За столом становится тихо. И здесь, за дверью, замирает Лушка. Видно, не просто так приехал Филарет, коль во всеуслышание заявляет отцу и матери о серьезных своих намерениях в отношении ее, Лушки.
— Смотри, дело твое, — произносит смягченно Аграфена. — Худа я тебе не желаю, знаешь сам. И ей зла не хочу, дочь она мне.

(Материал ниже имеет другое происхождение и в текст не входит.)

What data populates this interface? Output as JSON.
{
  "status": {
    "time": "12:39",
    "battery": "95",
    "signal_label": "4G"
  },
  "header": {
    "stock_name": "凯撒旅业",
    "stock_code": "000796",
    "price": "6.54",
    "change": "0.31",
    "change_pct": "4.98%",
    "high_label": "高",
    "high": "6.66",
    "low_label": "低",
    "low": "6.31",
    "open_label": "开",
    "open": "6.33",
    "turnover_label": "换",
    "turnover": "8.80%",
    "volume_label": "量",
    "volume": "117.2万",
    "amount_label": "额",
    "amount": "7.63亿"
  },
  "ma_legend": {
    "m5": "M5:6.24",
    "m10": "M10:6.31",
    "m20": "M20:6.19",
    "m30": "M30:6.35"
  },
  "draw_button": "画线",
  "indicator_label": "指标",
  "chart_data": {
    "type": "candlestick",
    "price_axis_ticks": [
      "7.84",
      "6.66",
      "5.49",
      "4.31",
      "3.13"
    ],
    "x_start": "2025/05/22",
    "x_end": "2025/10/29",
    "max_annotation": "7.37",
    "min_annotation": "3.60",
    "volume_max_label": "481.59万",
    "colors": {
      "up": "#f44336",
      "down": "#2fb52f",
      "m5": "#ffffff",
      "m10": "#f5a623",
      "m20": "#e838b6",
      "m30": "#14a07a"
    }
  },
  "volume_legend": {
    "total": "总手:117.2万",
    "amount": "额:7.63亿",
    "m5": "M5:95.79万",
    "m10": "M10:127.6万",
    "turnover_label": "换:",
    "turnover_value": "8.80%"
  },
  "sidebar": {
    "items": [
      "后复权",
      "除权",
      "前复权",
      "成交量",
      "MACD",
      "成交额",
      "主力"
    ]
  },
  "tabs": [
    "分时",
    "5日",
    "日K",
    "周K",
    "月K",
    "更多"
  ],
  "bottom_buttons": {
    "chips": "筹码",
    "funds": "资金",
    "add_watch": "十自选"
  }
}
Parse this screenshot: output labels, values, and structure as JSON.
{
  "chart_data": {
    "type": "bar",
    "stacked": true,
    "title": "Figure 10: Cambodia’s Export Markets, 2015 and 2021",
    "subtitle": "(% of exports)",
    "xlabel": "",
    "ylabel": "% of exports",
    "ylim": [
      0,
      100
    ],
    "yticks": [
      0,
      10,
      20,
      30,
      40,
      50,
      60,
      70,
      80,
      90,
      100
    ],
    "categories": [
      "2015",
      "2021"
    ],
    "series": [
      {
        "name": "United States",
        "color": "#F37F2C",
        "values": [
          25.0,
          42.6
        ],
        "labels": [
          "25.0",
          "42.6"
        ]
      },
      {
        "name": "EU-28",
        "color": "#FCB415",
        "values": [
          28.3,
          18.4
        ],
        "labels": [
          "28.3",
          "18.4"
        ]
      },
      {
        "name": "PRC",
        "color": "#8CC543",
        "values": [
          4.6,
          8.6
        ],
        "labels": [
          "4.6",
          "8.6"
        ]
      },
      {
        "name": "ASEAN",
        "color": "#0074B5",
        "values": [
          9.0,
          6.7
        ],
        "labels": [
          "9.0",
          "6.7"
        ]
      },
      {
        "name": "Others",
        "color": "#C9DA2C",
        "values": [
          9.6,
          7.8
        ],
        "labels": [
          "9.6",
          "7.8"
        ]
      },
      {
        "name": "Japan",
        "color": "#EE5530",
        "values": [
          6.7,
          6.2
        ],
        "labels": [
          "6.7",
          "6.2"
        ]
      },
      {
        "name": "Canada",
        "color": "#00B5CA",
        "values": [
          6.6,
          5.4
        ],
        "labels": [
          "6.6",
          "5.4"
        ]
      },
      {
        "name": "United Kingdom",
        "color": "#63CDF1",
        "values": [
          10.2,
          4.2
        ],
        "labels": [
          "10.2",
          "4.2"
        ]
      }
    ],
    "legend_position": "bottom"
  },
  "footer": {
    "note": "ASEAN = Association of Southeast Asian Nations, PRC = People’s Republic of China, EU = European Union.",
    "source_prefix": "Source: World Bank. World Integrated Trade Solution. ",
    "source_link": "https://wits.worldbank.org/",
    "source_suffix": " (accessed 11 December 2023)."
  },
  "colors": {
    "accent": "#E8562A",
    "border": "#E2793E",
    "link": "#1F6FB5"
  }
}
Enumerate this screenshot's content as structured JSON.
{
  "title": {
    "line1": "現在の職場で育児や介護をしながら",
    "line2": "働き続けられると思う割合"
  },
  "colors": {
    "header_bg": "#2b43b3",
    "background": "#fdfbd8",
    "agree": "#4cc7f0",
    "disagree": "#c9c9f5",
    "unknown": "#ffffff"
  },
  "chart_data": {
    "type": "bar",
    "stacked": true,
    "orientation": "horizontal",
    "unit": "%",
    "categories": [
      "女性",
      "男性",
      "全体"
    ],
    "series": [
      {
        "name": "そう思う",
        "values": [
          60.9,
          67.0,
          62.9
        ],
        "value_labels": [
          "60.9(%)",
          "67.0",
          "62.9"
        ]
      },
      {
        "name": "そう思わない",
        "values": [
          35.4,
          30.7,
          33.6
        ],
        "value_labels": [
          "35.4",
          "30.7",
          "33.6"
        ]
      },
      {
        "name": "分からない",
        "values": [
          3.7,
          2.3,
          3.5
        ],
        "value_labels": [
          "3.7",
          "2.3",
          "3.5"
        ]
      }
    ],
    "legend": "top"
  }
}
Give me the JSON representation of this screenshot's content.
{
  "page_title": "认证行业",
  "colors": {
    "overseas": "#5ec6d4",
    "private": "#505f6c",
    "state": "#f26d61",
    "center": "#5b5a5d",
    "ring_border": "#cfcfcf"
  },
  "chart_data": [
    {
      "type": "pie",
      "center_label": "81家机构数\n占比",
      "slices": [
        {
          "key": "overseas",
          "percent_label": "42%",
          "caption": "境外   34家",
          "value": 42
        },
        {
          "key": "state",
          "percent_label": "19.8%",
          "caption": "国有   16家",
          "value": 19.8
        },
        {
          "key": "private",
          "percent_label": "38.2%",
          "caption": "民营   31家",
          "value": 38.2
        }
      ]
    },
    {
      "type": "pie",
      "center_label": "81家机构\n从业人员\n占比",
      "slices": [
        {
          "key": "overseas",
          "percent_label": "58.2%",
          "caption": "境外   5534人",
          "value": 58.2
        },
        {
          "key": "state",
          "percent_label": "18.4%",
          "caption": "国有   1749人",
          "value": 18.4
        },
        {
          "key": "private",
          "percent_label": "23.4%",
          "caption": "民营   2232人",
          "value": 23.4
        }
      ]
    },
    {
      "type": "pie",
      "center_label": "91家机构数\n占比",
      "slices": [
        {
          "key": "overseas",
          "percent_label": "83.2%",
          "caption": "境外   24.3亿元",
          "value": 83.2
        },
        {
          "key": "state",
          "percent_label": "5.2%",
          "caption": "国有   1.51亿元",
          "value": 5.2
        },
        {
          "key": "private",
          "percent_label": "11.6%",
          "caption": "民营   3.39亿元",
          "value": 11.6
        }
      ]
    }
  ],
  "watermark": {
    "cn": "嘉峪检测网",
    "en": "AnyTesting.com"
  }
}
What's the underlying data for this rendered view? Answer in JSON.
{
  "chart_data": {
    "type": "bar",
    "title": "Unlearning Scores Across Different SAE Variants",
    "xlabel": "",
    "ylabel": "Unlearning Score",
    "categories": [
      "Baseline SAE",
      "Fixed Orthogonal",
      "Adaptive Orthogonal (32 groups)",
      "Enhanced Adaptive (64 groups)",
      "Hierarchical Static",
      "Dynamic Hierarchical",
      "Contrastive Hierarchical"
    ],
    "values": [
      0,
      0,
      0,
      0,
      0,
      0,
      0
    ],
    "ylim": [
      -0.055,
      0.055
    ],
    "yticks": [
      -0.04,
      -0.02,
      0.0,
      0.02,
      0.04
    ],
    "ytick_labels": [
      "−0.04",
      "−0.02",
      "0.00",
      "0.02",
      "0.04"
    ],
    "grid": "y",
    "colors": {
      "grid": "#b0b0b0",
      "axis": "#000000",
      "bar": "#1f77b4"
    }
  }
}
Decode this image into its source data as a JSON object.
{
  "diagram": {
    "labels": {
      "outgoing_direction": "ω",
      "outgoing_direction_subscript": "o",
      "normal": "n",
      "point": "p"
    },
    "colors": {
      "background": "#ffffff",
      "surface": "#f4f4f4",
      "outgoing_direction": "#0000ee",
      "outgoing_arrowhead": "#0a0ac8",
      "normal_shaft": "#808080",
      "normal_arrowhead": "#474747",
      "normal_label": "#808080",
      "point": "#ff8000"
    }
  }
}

«Правильно, и я худа себе не желаю», — думает между тем Филарет, кротко вздохнув на слова Аграфены.
— На работу думает Лукерья устраиваться? — говорит он. — Как в милиции-то дела?
— Поутихло вроде, — отзывается Аграфена.
— Ну, теперь бояться нечего, — машет рукой Филарет. — Дело-то совсем пустяшное, забросили, наверное…
Но утром следующего дня сержант Москалев привез Аграфене Лыжиной повестку к следователю.
— Ох-хо, зачем это? — запричитала она, едва сержант вышел, и бросилась к спящей дочери в смежную комнату. — Слышь, Лушка, знать-то, по твоему делу меня вызывают. Идти или как?
— Надо, мама, — мгновенно стряхивает сон Лушка. — А то они, как меня тогда, на мотоцикле повезут. Приедут да еще и увидят, что я дома…
Аграфена, успокаиваясь, машет рукой:
— Съезжу, спрос-то с меня невелик…
Но именно она, сама того не ведая, и помогла Каминскому вывести на чистую воду Устинью Семеновну.
— Каким же образом ваша подпись оказалась под протоколом? — спросил он Пименову во время допроса.
В комнате все, кто имеет малейшее касательство к делу Макурина. На необычность такого хода и рассчитывает молодой следователь: если кто попробует давать неверные ответы, его незамедлительно поправит другой.
— Поставила, значит, — коротко отвечает Пименова. Присутствие Андрея и Веры — именно их двоих — ей явно не по нутру.
— Зачем? — быстро спрашивает Каминский.
— Была я там, значит, вот и поставила, — твердо отвечает Устинья Семеновна.
Каминский кивает Андрею.
— Была Пименова в момент происшествия на берегу?
— Нет… Позднее пришла.
Кивок Любаше:
— Когда появилась ваша мама на берегу?
Любаша судорожно облизывает губы, опускает голову.
— Позднее, — едва слышно говорит она.
— Какой же позднее? — вскидывается Пименова, но Аграфена перебивает ее:
— Так ты же, Устиньюшка, после меня пришла на озеро-то! Я как бежала, когда сказали, что Василек… утонул, ты еще к проулку подходила.